Well just my luck, a few months after owning it, the dividend was cut in half.  As a result, the value of the shares dropped by about 60%.  Ouch!

Discussing investment mistakes isn’t anywhere near as much fun as sharing success stories but there are key lessons for investors to walk away with.

First, owning individual stocks isn’t riskier than other forms of investing if you take steps to manage it.  One consideration to keep in mind is to limit the value of any one holding to 3-5% of the portfolio’s value.  In other words, if you have $100,000 to invest, each holding should be between $3,000 – $5,0000 in value.  This will ensure that if any one company drops by 50% or 60%, the damage to your overall savings won’t be catastrophic.  This form of diversification is referred to as managing single stock risk.

Along the same lines, there are 11 different sectors in the S&P 500.  By owning at least 8 of them, investors can minimize the impact that a downturn in one or more areas of the economy has on their portfolio.  Sectors can move in and out of fashion without much notice.  One year banking and healthcare could provide the most return, only to drop to the bottom of the list as utilities and energy outperform.
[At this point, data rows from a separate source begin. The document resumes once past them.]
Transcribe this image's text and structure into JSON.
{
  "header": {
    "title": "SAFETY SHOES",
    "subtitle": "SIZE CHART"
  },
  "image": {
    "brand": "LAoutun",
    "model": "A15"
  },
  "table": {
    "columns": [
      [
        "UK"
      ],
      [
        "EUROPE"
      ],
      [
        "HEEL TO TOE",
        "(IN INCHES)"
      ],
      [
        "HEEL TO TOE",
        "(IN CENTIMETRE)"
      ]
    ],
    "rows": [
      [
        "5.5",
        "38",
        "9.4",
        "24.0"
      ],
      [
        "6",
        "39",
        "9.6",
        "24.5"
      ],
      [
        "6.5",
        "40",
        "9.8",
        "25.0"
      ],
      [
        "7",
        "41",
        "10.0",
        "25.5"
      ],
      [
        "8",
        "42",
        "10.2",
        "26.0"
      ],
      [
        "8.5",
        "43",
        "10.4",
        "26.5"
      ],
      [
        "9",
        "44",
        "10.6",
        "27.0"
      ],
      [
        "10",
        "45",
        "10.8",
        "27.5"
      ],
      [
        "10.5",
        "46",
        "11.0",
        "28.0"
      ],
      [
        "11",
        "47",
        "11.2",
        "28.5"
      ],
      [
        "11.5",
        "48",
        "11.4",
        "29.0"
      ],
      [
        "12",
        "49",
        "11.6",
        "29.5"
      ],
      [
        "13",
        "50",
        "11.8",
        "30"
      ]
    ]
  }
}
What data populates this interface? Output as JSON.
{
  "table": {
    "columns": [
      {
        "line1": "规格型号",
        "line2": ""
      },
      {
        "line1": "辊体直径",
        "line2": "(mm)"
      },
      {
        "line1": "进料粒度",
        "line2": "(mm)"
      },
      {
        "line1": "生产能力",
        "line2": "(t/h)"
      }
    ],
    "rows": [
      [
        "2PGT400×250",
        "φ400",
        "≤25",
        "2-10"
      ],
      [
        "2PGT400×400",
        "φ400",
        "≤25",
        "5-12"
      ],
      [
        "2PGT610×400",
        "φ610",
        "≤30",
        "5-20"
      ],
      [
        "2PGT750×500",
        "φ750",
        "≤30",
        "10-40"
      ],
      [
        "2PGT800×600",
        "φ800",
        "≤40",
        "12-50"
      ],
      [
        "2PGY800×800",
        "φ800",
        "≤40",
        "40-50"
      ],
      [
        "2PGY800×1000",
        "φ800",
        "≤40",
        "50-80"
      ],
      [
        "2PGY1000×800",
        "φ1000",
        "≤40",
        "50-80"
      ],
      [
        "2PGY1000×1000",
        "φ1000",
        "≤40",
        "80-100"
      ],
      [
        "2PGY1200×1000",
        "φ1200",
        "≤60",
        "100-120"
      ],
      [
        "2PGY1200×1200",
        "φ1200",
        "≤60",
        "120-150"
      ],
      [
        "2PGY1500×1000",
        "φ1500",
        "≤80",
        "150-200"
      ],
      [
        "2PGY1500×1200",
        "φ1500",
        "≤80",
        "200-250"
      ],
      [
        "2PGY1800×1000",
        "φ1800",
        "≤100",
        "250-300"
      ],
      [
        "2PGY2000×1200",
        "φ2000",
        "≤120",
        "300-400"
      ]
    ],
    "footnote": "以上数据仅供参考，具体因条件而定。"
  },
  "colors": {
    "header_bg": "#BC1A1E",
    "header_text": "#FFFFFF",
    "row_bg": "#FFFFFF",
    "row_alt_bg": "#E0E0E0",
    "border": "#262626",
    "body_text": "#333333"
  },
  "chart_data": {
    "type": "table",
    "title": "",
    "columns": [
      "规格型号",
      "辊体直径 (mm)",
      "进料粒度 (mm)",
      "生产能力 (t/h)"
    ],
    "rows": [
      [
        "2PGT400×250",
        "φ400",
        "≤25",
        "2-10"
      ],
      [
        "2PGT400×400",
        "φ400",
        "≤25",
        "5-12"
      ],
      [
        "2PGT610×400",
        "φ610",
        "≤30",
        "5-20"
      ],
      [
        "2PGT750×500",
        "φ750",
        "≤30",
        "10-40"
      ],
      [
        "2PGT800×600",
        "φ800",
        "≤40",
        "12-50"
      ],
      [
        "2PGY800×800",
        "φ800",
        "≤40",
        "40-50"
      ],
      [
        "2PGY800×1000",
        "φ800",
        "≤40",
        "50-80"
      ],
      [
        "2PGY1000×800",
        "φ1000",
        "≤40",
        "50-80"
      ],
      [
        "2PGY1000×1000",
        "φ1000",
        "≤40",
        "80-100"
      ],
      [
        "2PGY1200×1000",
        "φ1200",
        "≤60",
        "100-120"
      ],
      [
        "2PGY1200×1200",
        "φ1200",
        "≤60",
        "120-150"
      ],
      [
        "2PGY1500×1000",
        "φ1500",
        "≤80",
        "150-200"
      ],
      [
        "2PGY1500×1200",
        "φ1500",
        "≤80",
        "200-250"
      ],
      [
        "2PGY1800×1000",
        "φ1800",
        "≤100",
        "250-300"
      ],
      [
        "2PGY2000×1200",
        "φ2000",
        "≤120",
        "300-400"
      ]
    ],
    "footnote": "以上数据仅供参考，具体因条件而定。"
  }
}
By spreading their risks across 8 or more sectors, investors can avoid costly concentrations or trying to guess which sectors will do the best or worst in any given year.

Another important ingredient to understand is a company’s payout ratio.  This number lets an investor know what percentage of company profits that it returns to its shareholders. The lower the percentage, the more likely a company will be able to maintain their payments.  For example, assume Company A has a payout ratio of 40% and Company B has a payout ratio of 89%.  If there is a slowdown in the economy, sector, or some negative company news, which company will be able to continue paying their dividend if profits go down?

Track records are also important when it comes to dividend investing. Nearly every time I stepped outside of tried and true companies with a history of increasing their dividend payments each year, I struck out.  Yes, I may have made a few extra bucks at the get-go, but it always seemed to come back and bite me.  Fact of the matter is, there is no benefit to owning mediocre companies when you can own high-quality ones that reward you for sticking around.

Finally, I think it’s important for each investor to understand the concept of homegrown dividends.  This is when you buy a dividend stock and sell it for a profit, effectively creating cash flow equivalent to one of two years worth of dividend payments, for example.  It turns out that many investors develop the means for evaluating and buying dividend stocks but forget to figure out what would cause them to sell them.  While there are no perfect rules, simply establishing a price point in which to re-evaluate a given stock can help. For example, when the stock price goes up by double the annual dividend, it can serve as a good point in time to make sure the reasons you bought it remain intact.

Overall, I have come to truly love and appreciate the art of investing in individual securities. From the point when mutual funds and annuities first failed me, to understanding the ups and downs of Mr. Market, and from the mistakes I made with falling knives, the entire journey has been fun and educational to say the least.  I hope you found it valuable too!